Again, the comparison is, that like Sodom and Babylon, Edom was never again a nation.

Although Jerusalem was rebuilt the destruction of Jerusalem was considered worse then the punishment meted out to Sodom. Jeremiah lamented: “The punishment of the daughter of my people is greater than the punishment for the sin of Sodom, which was overthrown in a moment, with no hand to help her.” —Lamentations 4:6

In what sense was Jerusalem’s punishment greater? Well, the end came for the people of Sodom and Gomorrah more or less instantaneously, whereas Jerusalem endured the horrors of a long, grinding siege.

But the point is, the Babylonians, Edomites and Jews will no doubt experience a resurrection of judgment. So, why not the Sodomites?
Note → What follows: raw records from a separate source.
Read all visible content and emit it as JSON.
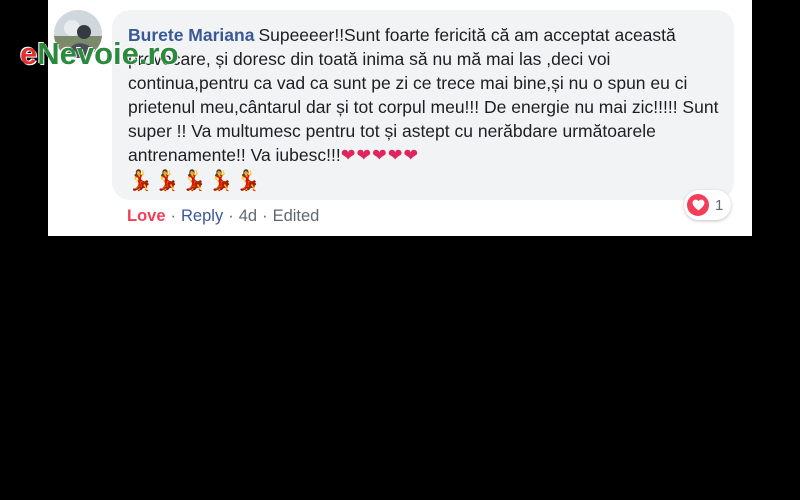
{
  "watermark": {
    "first_letter": "e",
    "rest": "Nevoie.ro"
  },
  "comment": {
    "author": "Burete Mariana",
    "text": "Supeeeer!!Sunt foarte fericită că am acceptat această provocare, și doresc din toată inima să nu mă mai las ,deci voi continua,pentru ca vad ca sunt pe zi ce trece mai bine,și nu o spun eu ci prietenul meu,cântarul dar și tot corpul meu!!! De energie nu mai zic!!!!! Sunt super !! Va multumesc pentru tot și astept cu nerăbdare următoarele antrenamente!! Va iubesc!!!",
    "hearts": "❤❤❤❤❤",
    "dancers": "💃💃💃💃💃"
  },
  "actions": {
    "love": "Love",
    "reply": "Reply",
    "time": "4d",
    "edited": "Edited",
    "separator": "·"
  },
  "reactions": {
    "icon": "heart-icon",
    "count": "1",
    "color": "#f33e58"
  },
  "colors": {
    "author": "#385898",
    "bubble": "#f2f3f5",
    "love": "#f33e58"
  }
}
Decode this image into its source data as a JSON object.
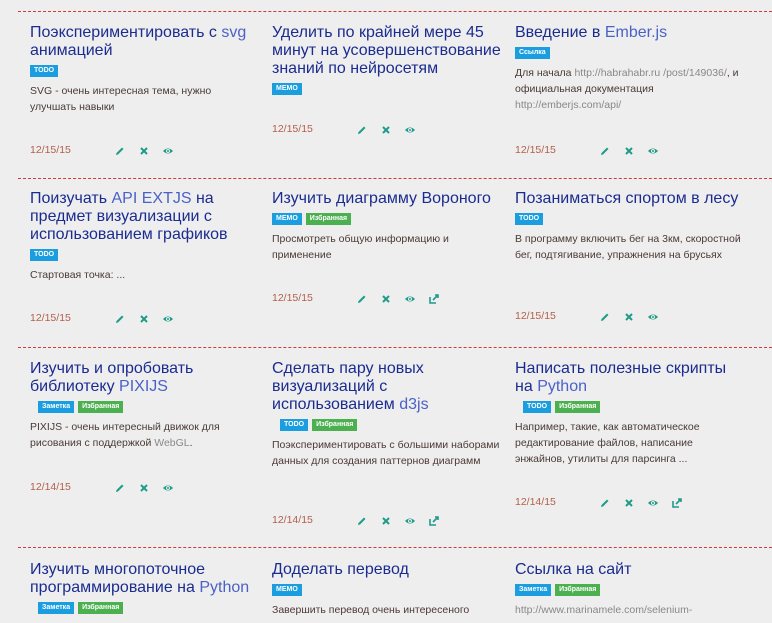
{
  "rows": [
    {
      "cards": [
        {
          "title_pre": "Поэкспериментировать с ",
          "title_hl": "svg",
          "title_post": " анимацией",
          "tags": [
            {
              "label": "TODO",
              "type": "todo"
            }
          ],
          "desc_pre": "SVG - очень интересная тема, нужно улучшать навыки",
          "desc_hl": "",
          "desc_post": "",
          "date": "12/15/15",
          "actions": [
            "edit",
            "delete",
            "view"
          ]
        },
        {
          "title_pre": "Уделить по крайней мере 45 минут на усовершенствование знаний по нейросетям",
          "title_hl": "",
          "title_post": "",
          "tags": [
            {
              "label": "MEMO",
              "type": "memo"
            }
          ],
          "desc_pre": "",
          "desc_hl": "",
          "desc_post": "",
          "date": "12/15/15",
          "actions": [
            "edit",
            "delete",
            "view"
          ]
        },
        {
          "title_pre": "Введение в ",
          "title_hl": "Ember.js",
          "title_post": "",
          "tags": [
            {
              "label": "Ссылка",
              "type": "link"
            }
          ],
          "desc_pre": "Для начала ",
          "desc_hl": "http://habrahabr.ru /post/149036/",
          "desc_post": ", и официальная документация ",
          "desc_hl2": "http://emberjs.com/api/",
          "date": "12/15/15",
          "actions": [
            "edit",
            "delete",
            "view"
          ]
        }
      ]
    },
    {
      "cards": [
        {
          "title_pre": "Поизучать ",
          "title_hl": "API EXTJS",
          "title_post": " на предмет визуализации с использованием графиков",
          "tags": [
            {
              "label": "TODO",
              "type": "todo"
            }
          ],
          "desc_pre": "Стартовая точка: ...",
          "desc_hl": "",
          "desc_post": "",
          "date": "12/15/15",
          "actions": [
            "edit",
            "delete",
            "view"
          ]
        },
        {
          "title_pre": "Изучить диаграмму Вороного",
          "title_hl": "",
          "title_post": "",
          "tags": [
            {
              "label": "MEMO",
              "type": "memo"
            },
            {
              "label": "Избранная",
              "type": "fav"
            }
          ],
          "desc_pre": "Просмотреть общую информацию и применение",
          "desc_hl": "",
          "desc_post": "",
          "date": "12/15/15",
          "actions": [
            "edit",
            "delete",
            "view",
            "share"
          ]
        },
        {
          "title_pre": "Позаниматься спортом в лесу",
          "title_hl": "",
          "title_post": "",
          "tags": [
            {
              "label": "TODO",
              "type": "todo"
            }
          ],
          "desc_pre": "В программу включить бег на 3км, скоростной бег, подтягивание, упражнения на брусьях",
          "desc_hl": "",
          "desc_post": "",
          "date": "12/15/15",
          "actions": [
            "edit",
            "delete",
            "view"
          ]
        }
      ]
    },
    {
      "cards": [
        {
          "title_pre": "Изучить и опробовать библиотеку ",
          "title_hl": "PIXIJS",
          "title_post": "",
          "tags": [
            {
              "label": "Заметка",
              "type": "note"
            },
            {
              "label": "Избранная",
              "type": "fav"
            }
          ],
          "desc_pre": "PIXIJS - очень интересный движок для рисования с поддержкой ",
          "desc_hl": "WebGL",
          "desc_post": ".",
          "date": "12/14/15",
          "actions": [
            "edit",
            "delete",
            "view"
          ]
        },
        {
          "title_pre": "Сделать пару новых визуализаций с использованием ",
          "title_hl": "d3js",
          "title_post": "",
          "tags": [
            {
              "label": "TODO",
              "type": "todo"
            },
            {
              "label": "Избранная",
              "type": "fav"
            }
          ],
          "desc_pre": "Поэкспериментировать с большими наборами данных для создания паттернов диаграмм",
          "desc_hl": "",
          "desc_post": "",
          "date": "12/14/15",
          "actions": [
            "edit",
            "delete",
            "view",
            "share"
          ]
        },
        {
          "title_pre": "Написать полезные скрипты на ",
          "title_hl": "Python",
          "title_post": "",
          "tags": [
            {
              "label": "TODO",
              "type": "todo"
            },
            {
              "label": "Избранная",
              "type": "fav"
            }
          ],
          "desc_pre": "Например, такие, как автоматическое редактирование файлов, написание энжайнов, утилиты для парсинга ...",
          "desc_hl": "",
          "desc_post": "",
          "date": "12/14/15",
          "actions": [
            "edit",
            "delete",
            "view",
            "share"
          ]
        }
      ]
    },
    {
      "cards": [
        {
          "title_pre": "Изучить многопоточное программирование на ",
          "title_hl": "Python",
          "title_post": "",
          "tags": [
            {
              "label": "Заметка",
              "type": "note"
            },
            {
              "label": "Избранная",
              "type": "fav"
            }
          ],
          "desc_pre": "",
          "desc_hl": "",
          "desc_post": "",
          "date": "",
          "actions": []
        },
        {
          "title_pre": "Доделать перевод",
          "title_hl": "",
          "title_post": "",
          "tags": [
            {
              "label": "MEMO",
              "type": "memo"
            }
          ],
          "desc_pre": "Завершить перевод очень интересеного",
          "desc_hl": "",
          "desc_post": "",
          "date": "",
          "actions": []
        },
        {
          "title_pre": "Ссылка на сайт",
          "title_hl": "",
          "title_post": "",
          "tags": [
            {
              "label": "Заметка",
              "type": "note"
            },
            {
              "label": "Избранная",
              "type": "fav"
            }
          ],
          "desc_pre": "",
          "desc_hl": "http://www.marinamele.com/selenium-",
          "desc_post": "",
          "date": "",
          "actions": []
        }
      ]
    }
  ],
  "colors": {
    "title": "#1a2c8f",
    "accent": "#1a9ee0",
    "favorite": "#4caf50",
    "date": "#b35e4a",
    "icon": "#1f9b8a",
    "separator": "#cc3a3a"
  },
  "icons": {
    "edit": "pencil-icon",
    "delete": "close-icon",
    "view": "eye-icon",
    "share": "share-icon"
  }
}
The point of the letter of Jude is to exhort Christians to put up a hard fight for the faith and resist those wicked men who have slipped into the congregations, who lurk like rocks below the waterline. They are elders, shepherds feasting with unsuspecting Christians. Jude made it clear that these unspiritual, animalistic men are not necessarily homosexuals, but they possess a similar brazen defiance of Jehovah on a different level.

Indeed, the letter of Jude shows the judgment is directed against those who slip in and assume leadership roles in Christ’s congregation and who present themselves as guiding lights. They are going to experience the same sort of judgment as the city of Sodom did 4,000 years ago —everlasting fire. That is why Jude wrote: “These are the rocks hidden below water at your love feasts while they feast with you, shepherds who feed themselves without fear; waterless clouds carried here and there by the wind; fruitless trees in late autumn, having died twice and having been uprooted; wild waves of the sea that cast up the foam of their own shame; stars with no set course, for which the blackest darkness stands reserved forever.”

Their “having died twice” means that they have already been sentenced to the everlasting fire of the second death. That is what the fiery end of Sodom and Gomorrah represents — everlasting death. At the coming of Christ they will then be thrown out of the congregation into the blackness of oblivion, where they will then experience much weeping and gnashing of teeth, knowing they are soon going to meet the same ignominious fate as Sodom on the day that Jehovah rained down fire and sulphur from heaven upon it.